AVIS: Les fans argentins ne peuvent voir le jeu magique de Lionel Messi que sur leurs téléviseurs. Les fans brésiliens devraient prendre un vol pour Paris pour avoir un aperçu vivant des compétences impossibles de Neymar. Alors pourquoi le New Zealand Rugby est-il si déterminé à conclure un accord qui risquerait que nombre de ses meilleurs joueurs partent à l’étranger?
Si vous réduisez les salaires des joueurs, comme le propose l’accord de Silver Lake, il est logique de s’attendre à ce que de plus en plus de joueurs de haut niveau partent à l’étranger. Et alors, parce que vous pouvez parier votre dernier dollar que Silver Lake voudra que Beaudie et Richie jouent pour les All Blacks.
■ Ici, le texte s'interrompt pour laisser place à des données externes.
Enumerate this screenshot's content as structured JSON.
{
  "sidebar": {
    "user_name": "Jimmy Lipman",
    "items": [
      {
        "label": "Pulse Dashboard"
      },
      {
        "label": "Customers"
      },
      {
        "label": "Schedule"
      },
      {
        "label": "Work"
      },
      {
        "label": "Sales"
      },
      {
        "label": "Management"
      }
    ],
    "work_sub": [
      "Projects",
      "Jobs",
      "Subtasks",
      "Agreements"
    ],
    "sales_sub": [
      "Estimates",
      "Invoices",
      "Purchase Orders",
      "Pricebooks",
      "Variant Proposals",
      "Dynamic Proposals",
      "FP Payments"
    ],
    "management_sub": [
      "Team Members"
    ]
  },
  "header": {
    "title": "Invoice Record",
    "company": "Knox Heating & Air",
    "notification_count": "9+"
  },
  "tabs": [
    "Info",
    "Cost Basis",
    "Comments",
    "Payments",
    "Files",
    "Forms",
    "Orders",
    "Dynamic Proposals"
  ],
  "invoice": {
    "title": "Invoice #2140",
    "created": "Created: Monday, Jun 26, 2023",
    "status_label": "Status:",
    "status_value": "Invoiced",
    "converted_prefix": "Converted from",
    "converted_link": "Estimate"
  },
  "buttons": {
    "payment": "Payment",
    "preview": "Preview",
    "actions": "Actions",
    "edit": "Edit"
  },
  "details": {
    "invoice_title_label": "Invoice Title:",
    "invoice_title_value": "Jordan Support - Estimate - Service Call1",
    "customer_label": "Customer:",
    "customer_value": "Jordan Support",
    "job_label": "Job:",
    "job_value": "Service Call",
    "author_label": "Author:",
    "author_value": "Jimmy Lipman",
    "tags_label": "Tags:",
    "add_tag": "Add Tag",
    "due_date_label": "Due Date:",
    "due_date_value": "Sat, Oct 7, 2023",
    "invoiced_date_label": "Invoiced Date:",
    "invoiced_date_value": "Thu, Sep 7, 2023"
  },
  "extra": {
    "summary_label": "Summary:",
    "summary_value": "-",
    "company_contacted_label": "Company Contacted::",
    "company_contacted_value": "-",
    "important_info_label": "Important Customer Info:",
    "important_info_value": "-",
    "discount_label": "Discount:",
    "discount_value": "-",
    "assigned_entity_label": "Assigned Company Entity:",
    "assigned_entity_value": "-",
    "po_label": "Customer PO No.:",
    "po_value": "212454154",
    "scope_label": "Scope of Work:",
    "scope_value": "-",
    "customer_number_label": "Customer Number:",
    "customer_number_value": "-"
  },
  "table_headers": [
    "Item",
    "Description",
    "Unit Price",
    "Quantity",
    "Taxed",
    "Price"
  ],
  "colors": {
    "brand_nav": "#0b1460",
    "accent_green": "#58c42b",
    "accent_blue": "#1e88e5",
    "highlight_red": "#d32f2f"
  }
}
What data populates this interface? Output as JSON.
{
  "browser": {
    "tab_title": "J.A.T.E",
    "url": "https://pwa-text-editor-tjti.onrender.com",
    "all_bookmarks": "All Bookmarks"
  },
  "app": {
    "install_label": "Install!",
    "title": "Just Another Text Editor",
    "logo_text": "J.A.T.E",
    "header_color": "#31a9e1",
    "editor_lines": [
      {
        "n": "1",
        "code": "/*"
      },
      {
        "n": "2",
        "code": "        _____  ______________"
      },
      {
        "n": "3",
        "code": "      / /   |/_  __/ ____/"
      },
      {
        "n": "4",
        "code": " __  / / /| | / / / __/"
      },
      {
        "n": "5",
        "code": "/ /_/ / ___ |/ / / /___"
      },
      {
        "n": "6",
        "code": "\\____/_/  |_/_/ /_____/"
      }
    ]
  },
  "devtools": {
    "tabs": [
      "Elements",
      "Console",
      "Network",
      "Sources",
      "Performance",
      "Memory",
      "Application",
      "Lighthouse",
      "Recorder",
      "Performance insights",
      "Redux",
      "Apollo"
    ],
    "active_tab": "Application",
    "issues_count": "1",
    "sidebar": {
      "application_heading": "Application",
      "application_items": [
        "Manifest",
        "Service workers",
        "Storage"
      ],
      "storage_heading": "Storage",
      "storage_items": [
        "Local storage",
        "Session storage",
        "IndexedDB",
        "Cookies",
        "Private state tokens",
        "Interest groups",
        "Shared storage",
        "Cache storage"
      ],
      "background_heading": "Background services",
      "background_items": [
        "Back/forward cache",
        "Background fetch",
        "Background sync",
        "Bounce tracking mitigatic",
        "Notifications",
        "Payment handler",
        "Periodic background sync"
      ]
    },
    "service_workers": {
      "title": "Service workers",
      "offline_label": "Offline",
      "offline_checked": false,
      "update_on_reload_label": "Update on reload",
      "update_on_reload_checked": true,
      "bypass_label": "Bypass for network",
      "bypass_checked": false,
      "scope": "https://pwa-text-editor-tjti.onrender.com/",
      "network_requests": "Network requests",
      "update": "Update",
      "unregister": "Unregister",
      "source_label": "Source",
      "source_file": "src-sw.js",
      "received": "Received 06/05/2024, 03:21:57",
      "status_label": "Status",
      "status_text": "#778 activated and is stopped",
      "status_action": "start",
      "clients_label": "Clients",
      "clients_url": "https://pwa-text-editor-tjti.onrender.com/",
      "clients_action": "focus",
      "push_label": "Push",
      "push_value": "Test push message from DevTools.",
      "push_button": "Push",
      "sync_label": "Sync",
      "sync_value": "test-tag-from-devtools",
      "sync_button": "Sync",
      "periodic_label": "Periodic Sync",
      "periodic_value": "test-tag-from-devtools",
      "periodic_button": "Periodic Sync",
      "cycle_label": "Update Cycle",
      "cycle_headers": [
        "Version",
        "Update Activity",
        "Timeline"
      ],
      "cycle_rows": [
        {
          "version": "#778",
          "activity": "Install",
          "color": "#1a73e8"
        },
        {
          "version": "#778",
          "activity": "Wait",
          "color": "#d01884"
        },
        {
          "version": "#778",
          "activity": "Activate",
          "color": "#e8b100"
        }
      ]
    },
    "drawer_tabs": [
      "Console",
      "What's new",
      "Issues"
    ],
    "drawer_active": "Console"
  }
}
Ils inciteront NZR à changer les règles sur la représentation à l’étranger, puis encore plus se dirigeront vers l’aéroport.
(NB NZ Rugby a déclaré que le pool de paiement des joueurs ne peut augmenter que dans le cadre de la proposition de Silver Lake. Au pire, les joueurs gagneront ce qu’ils font actuellement – les éditeurs.)
C’est de la folie. Bien sûr, les All Blacks ont perdu contre l’Argentine pour la première fois l’année dernière, mais cela ne signifie pas vouloir devenir l’Amérique du Sud du rugby. Et pourtant, le président de la NZR, Brent Impey, est déterminé à faire aboutir cet accord.
Mais cette confrontation avec les joueurs est loin d’être terminée. L’accord proposé avec Silver Lake a aliéné de nombreux joueurs actuels et a scandalisé de nombreux dirigeants des All Blacks du passé. Attendez-vous à en entendre quelques-uns dans les semaines à venir.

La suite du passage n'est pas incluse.